Ein Bericht über das 1. Brainstorming von Timm Schmidt

Freitag der 13. ist für viele abergläubige Menschen ein Unglückstag und deshalb sollte man sich hüten, an ihm wichtige Ideen und Entscheidungen zu treffen? Mitnichten wie unser erfolgreiches Treffen am Freitag im CDU-Bürgerbüro bewiesen hat.

Der Abend begann mit der ersten JU-Kreisvorstandssitzung, in der schon die Handschrift unseres neuen Vorsitzenden Robert Kovalev zu erkennen war. So haben wir einen Termin- und Budgetplan für 2015 verabschiedet, die Kompetenzen der Vorstandsmitglieder auf die einzelnen Arbeitsgruppen (AGs) verteilt und Tobias Glowatz als unseren Kandidaten für den Landesvorstand der JU Berlin nominiert. Persönlich freue ich mich auf die ersten Treffen der AGs, bei denen eine kurze Auseinandersetzung mit dem gerade verabschiedeten JU-Bildungsantrag des Landesverbandes der JU Berlin erfolgen wird, der viele Gemeinsamkeiten mit unserem Grundsatzpapier aufweist. Außerdem werden wir auch der geplanten Veranstaltung mit unserer Bundestagsabgeordneten, Prof. Monika Grütters, Staatsministerin für Kultur und Medien, den letzten Schliff verpassen.

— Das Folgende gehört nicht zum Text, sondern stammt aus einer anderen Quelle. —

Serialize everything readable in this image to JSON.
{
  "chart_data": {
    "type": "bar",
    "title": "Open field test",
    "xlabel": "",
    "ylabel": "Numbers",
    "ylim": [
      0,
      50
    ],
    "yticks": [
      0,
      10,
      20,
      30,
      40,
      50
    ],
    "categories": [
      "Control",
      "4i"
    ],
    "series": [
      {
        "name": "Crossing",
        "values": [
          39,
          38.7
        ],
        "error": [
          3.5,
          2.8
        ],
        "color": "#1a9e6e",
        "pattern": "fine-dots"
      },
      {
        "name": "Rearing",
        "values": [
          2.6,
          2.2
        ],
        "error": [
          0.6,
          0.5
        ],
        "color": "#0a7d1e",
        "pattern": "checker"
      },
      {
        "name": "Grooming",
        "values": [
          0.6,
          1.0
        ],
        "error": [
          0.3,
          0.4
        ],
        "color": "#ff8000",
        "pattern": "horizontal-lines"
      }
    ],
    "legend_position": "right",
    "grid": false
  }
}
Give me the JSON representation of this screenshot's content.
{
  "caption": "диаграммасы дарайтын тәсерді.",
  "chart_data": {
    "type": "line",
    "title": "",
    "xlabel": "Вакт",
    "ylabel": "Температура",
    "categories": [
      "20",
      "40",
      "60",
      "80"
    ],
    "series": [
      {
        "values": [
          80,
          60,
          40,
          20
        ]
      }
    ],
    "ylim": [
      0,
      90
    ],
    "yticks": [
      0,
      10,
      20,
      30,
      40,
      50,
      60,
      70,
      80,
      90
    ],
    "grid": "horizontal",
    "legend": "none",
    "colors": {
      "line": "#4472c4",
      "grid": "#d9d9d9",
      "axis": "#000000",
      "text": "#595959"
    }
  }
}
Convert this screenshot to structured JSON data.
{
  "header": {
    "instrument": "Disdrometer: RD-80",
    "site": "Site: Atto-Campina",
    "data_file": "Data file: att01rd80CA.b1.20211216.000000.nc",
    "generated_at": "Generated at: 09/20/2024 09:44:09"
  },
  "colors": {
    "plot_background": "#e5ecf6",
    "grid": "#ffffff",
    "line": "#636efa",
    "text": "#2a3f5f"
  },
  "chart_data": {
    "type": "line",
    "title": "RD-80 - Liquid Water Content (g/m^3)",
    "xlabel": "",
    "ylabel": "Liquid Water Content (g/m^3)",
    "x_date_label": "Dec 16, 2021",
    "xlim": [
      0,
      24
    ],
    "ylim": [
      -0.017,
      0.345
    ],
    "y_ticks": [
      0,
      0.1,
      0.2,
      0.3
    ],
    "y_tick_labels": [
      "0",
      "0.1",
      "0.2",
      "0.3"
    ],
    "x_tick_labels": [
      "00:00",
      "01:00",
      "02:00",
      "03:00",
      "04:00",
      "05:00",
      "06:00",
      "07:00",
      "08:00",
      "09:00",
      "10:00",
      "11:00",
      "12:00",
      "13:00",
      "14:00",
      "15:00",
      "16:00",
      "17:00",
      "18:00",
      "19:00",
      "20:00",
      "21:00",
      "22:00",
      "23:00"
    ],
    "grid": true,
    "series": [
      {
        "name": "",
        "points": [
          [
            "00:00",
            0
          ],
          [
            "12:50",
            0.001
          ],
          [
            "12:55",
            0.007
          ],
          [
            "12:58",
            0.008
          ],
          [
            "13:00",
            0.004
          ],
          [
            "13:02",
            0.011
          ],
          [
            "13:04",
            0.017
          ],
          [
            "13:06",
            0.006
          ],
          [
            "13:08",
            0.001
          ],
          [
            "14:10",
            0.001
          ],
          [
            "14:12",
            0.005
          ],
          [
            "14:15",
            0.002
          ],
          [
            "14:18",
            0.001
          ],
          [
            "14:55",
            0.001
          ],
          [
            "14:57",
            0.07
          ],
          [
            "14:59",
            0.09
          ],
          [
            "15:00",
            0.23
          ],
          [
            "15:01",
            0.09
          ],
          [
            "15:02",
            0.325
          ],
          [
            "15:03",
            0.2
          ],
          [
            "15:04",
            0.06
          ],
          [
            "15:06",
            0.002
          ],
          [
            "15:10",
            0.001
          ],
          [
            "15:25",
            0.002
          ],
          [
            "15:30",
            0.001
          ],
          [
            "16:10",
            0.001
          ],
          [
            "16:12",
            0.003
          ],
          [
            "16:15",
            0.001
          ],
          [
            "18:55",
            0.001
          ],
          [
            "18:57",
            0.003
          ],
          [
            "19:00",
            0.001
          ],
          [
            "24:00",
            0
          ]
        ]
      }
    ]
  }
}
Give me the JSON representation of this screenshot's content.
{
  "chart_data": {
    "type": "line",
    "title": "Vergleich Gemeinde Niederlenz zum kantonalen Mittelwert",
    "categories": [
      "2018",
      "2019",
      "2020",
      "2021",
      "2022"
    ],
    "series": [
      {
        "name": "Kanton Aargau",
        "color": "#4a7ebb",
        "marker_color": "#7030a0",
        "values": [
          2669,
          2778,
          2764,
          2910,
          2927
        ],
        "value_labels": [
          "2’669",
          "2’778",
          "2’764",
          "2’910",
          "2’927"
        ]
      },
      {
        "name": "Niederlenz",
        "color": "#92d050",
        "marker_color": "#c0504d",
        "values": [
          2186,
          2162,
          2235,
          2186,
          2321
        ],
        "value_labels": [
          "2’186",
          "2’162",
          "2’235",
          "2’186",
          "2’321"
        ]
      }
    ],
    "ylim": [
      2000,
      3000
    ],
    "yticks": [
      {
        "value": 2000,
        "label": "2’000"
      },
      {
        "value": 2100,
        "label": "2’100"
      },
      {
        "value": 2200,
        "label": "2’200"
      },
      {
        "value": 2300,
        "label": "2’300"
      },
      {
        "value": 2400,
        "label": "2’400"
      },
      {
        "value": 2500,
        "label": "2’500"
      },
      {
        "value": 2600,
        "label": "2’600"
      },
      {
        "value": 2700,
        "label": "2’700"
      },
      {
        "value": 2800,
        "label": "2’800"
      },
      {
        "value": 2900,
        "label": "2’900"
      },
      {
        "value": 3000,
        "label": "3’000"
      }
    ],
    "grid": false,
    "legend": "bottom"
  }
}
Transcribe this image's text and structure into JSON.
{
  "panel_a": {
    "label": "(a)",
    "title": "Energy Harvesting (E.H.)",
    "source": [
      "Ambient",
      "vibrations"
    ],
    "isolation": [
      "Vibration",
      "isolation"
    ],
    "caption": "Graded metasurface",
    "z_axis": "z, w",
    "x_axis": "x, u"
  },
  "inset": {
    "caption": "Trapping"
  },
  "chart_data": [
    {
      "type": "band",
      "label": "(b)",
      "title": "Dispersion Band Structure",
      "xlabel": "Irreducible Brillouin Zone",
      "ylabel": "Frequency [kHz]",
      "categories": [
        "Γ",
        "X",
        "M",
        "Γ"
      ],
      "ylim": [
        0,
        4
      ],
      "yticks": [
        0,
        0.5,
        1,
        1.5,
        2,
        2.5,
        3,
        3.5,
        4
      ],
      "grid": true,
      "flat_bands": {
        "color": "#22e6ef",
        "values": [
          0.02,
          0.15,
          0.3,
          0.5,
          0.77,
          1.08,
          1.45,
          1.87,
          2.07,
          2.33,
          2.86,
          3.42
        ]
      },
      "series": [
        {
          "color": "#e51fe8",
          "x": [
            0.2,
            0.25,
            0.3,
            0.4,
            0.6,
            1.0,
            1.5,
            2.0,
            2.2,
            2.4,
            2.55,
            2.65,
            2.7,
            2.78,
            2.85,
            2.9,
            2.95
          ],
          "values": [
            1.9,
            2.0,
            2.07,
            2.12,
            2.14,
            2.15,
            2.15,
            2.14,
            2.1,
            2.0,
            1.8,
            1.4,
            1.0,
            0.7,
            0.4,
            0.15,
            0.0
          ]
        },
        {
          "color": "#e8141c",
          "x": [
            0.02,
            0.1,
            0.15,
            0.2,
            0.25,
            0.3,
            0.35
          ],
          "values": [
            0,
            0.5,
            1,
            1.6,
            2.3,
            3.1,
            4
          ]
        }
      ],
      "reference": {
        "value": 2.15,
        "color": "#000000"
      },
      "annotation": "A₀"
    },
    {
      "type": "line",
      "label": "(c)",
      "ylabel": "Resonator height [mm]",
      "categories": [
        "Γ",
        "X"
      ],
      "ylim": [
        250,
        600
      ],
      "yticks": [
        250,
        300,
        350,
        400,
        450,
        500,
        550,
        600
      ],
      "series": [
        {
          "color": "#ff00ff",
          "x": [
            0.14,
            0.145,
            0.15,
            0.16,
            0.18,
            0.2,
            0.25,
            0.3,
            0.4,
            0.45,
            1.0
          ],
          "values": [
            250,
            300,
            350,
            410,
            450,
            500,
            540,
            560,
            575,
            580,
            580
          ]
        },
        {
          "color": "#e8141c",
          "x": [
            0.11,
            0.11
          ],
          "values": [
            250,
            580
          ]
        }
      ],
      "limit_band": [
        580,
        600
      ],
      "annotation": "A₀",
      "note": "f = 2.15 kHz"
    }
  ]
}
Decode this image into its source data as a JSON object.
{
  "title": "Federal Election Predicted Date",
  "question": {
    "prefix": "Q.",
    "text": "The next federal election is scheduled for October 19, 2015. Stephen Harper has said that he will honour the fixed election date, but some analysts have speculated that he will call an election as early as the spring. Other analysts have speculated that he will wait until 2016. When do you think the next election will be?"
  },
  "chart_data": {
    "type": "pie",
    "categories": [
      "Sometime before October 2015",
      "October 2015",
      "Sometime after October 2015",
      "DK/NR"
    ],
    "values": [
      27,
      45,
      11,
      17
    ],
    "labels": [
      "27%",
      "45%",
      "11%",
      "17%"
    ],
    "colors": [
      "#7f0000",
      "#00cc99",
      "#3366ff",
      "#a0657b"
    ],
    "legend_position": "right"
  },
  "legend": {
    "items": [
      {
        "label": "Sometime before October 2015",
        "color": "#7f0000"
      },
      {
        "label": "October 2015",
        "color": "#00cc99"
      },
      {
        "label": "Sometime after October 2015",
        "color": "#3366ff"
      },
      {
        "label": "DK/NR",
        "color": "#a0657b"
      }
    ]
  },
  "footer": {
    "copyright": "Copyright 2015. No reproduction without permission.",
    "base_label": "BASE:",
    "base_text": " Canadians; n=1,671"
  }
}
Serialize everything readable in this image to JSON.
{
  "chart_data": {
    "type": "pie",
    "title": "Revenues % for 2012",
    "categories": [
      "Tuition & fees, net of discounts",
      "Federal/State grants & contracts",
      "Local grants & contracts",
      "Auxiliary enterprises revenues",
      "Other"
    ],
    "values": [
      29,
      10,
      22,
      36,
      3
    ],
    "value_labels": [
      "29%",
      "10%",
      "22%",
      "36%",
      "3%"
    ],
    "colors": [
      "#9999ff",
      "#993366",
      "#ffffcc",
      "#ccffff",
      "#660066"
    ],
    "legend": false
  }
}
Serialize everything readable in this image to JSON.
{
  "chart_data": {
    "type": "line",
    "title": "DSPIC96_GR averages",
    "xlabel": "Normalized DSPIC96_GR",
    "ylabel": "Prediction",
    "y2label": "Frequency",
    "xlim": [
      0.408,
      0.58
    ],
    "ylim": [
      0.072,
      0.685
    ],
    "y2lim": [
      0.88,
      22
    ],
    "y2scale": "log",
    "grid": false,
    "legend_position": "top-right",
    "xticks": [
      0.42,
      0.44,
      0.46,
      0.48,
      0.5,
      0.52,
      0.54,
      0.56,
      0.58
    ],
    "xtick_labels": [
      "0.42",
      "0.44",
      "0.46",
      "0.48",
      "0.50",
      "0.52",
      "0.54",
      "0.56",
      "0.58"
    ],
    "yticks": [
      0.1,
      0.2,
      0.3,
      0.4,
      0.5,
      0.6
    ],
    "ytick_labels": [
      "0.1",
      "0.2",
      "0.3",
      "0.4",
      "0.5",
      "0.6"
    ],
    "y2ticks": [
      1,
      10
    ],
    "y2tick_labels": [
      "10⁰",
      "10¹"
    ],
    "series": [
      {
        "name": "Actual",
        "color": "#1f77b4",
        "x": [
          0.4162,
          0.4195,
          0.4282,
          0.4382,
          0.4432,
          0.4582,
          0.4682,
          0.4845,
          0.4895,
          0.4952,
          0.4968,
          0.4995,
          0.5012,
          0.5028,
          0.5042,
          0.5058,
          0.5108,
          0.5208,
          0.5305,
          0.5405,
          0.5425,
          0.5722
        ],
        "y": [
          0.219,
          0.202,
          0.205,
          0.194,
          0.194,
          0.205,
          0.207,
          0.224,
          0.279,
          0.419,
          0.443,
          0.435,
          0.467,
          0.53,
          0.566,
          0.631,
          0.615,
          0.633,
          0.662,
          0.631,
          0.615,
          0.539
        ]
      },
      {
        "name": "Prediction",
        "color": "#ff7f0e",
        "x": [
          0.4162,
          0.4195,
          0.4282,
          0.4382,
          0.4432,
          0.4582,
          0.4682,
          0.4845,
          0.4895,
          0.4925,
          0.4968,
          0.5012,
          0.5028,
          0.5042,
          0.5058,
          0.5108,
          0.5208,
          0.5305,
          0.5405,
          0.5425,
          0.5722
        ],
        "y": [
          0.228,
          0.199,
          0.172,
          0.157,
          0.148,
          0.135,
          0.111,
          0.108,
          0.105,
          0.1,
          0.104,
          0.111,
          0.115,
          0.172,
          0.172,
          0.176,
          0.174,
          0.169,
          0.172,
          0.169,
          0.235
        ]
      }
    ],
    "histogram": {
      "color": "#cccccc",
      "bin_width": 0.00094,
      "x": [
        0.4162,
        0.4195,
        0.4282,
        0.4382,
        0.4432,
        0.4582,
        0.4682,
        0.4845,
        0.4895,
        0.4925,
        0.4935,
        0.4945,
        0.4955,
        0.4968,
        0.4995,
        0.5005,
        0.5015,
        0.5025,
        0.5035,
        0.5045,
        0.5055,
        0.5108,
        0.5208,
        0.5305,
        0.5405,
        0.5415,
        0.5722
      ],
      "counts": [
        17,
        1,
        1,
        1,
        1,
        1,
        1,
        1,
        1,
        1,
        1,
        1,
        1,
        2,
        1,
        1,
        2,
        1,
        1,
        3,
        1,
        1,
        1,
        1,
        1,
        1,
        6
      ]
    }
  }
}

Das Highlight war jedoch das erste JU Brainstorming unter reger Anteilnahme vieler Mitglieder im Anschluss an die JU-Kreisvorstandssitzung. Nachdem wir alle eine Pause eingelegt, uns mit genügend Getränken und einer Großbestellung an Pizzen versorgt und ausreichend gestärkt hatten, stand die inhaltliche Arbeit im Vordergrund. So schrieben wir im ersten Schritt entweder Wünsche, Ziele, Ausflüge, Probleme oder grundsätzliche Dinge auf bunte Karten und klebten diese auf ein Flipchart. Dabei sollten unsere Zettel noch nicht kommentiert werden, die reine Aufnahme stand im Vordergrund. Im zweiten Schritt konnte dann jedes Mitglied Prioritäten setzen und Markierungen vornehmen. Die Zettel mit den meisten Markierungen wurden gesondert auf einem Extrablatt angebracht. So können wir in den nächsten Sitzungen des Vorstands und auf den AGs eine Auswertung durch Robert erwarten, der sich über die rege Beteiligung sehr gefreut hatte. In einem ruhigen Moment hatte er mir gegenüber auch eingeräumt, dass er am Anfang sehr aufgeregt war und etwas Sorge hatte, ob überhaupt jemand ein Ziel oder einen Hinweis anbringen würde. Der hohe Verbrauch an Tesafilm und die vielen, vollen Blätter sprechen eine andere Sprache. Gleichermaßen wurde von uns, dem JU-Vorstand, die hohe Anzahl überragender Ideen und der Wunsch seitens der Mitglieder, öfter solche Veranstaltungen durchzuführen, mit Freude aufgenommen.

Wir können uns auf viele tolle Ideen, Pläne und Ausflüge in den nächsten Monaten freuen. Einen großen Dank seitens des gesamten Vorstandes, insbesondere Roberts, möchten wir an die vielen Teilnehmer richten. Den vielen Interessierten, die sich mit Zusendungen über die sozialen Medien beteiligt haben, möchten wir ebenfalls herzlich danken. Alle Hinweise und Zusendungen wurden aufgenommen und angehört. Das erste Brainstorming hat besondere Lust auf Mehr gemacht!